Sharpe: What is the most common error, in your opinion, when it comes to effective fund development efforts?
Wendt: I am convinced that many gifts are lost because no one ever really asks for the gift. The subject is approached and danced around, but often it is not handled in a direct and forthright manner. The most difficult task for CEOs, trustees, and even for some development professionals is to get down to the specific case and ASK.
Sharpe: How do you suggest handling the thanking of donors and the ongoing relationship?
Wendt: I suggest you look for a multitude of ways to thank your major donors. In doing so, you are keeping them involved. For example, consider asking the recipient of a scholarship to write a personal letter to the donor who made it possible. If a donor has provided new computers for the library, a letter from the librarian may be appropriate as well as a note from the president, the board chairman, and, of course, from the development officer. Make a tickler file to thank that donor in six months, a year later, and so on, always letting the donor know how the gift has made and is continuing to make a difference. And please forget the form letters for this purpose!
Sharpe: How do you think charitable giving makes people feel–both on the giving and receiving ends?
Wendt: I’ve never met an unhappy donor. Development professionals know that a gift to their organization will make a difference. For if it didn’t, there would be no reason for their efforts. However, a donor is not likely to part with a substantial sum of money if the person asking doesn’t involve him or her with the organization’s mission. Donors need to know their gift is making a difference over time, and they need to be told again and again!
Sharpe: How do you see planned gifts fitting in to the overall major gift development effort?
Wendt: Planned giving allows organizations to help solve some of their donors’ problems by finding more productive uses of assets. There are endless opportunities, and in all cases the gift planner should see themselves as doing the donor a favor by helping solve a financial challenge while at the same time giving the donor the satisfaction of making a difference in the life of a charitable institution. That’s the real “magic” of planned giving.
Sharpe: What does it take to be successful in encouraging planned gifts?

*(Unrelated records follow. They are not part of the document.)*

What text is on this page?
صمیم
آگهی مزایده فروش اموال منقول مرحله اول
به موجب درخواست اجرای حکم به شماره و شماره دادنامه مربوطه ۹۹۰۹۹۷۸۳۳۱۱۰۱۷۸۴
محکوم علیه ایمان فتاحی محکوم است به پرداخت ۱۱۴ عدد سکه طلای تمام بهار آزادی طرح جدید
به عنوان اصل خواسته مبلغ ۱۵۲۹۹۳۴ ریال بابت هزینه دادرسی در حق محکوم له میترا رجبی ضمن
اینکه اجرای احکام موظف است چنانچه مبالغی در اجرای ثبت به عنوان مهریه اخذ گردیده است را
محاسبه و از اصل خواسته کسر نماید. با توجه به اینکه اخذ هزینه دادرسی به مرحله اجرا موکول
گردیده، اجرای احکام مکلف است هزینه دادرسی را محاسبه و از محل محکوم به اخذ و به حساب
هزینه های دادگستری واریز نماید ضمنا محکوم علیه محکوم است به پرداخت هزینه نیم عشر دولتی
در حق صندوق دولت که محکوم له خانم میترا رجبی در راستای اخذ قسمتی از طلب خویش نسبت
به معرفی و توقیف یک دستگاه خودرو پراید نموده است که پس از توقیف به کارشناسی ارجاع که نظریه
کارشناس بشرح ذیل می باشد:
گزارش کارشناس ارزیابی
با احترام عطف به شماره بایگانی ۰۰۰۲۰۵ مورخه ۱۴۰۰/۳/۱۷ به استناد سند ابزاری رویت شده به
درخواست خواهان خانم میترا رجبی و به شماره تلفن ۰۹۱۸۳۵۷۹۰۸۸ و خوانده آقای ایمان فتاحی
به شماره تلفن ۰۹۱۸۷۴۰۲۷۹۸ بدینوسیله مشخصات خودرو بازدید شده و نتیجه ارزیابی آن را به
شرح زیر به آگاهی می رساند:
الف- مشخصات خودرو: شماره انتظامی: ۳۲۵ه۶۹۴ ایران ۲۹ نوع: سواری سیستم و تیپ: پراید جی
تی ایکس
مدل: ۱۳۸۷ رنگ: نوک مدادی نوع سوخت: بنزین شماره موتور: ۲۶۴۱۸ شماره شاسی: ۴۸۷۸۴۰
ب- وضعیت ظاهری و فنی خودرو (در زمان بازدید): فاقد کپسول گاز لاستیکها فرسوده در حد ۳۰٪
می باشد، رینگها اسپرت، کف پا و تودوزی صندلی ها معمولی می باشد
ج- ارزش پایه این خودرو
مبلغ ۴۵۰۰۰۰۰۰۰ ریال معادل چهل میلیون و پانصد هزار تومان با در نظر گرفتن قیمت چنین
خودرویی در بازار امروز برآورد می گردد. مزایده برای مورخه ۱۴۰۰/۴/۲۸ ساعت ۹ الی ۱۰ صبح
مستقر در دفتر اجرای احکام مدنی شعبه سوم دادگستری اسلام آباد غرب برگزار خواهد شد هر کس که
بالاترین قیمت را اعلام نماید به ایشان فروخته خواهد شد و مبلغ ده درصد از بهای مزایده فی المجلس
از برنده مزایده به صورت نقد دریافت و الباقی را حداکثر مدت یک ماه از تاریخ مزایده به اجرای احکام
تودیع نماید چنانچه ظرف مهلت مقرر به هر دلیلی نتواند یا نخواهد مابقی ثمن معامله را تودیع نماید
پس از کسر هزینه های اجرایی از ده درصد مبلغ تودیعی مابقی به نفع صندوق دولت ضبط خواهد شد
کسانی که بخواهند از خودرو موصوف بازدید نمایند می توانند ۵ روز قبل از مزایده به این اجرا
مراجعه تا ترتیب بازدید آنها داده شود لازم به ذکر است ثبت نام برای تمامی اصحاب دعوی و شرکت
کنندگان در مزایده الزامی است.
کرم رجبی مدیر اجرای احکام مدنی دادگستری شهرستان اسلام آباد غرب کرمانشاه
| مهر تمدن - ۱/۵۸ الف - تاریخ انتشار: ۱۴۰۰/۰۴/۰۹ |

Wendt: For a gift planner to be successful, the focus must first be on the donor’s needs. Security is uppermost in the minds of most donors. Think of it this way. When you accept a new position, you ask about pensions, health benefits. Why? Because you want security. A major gifts officer must be prepared to address a donor’s questions of “security.” Planned giving can help provide those answers.
Sharpe: Do you have any final words of advice for gift planners?
Wendt: Give your donors the benefit of your own personal research and hard work. Determine their interest. Be their advocate. Show them how they can make a difference to your organization without negatively impacting their own financial security. But most important of all–when you’ve done all of the above–be sure to ASK for the gift. If you have done your part, asking for the gift can be a rewarding conclusion to a quite natural process.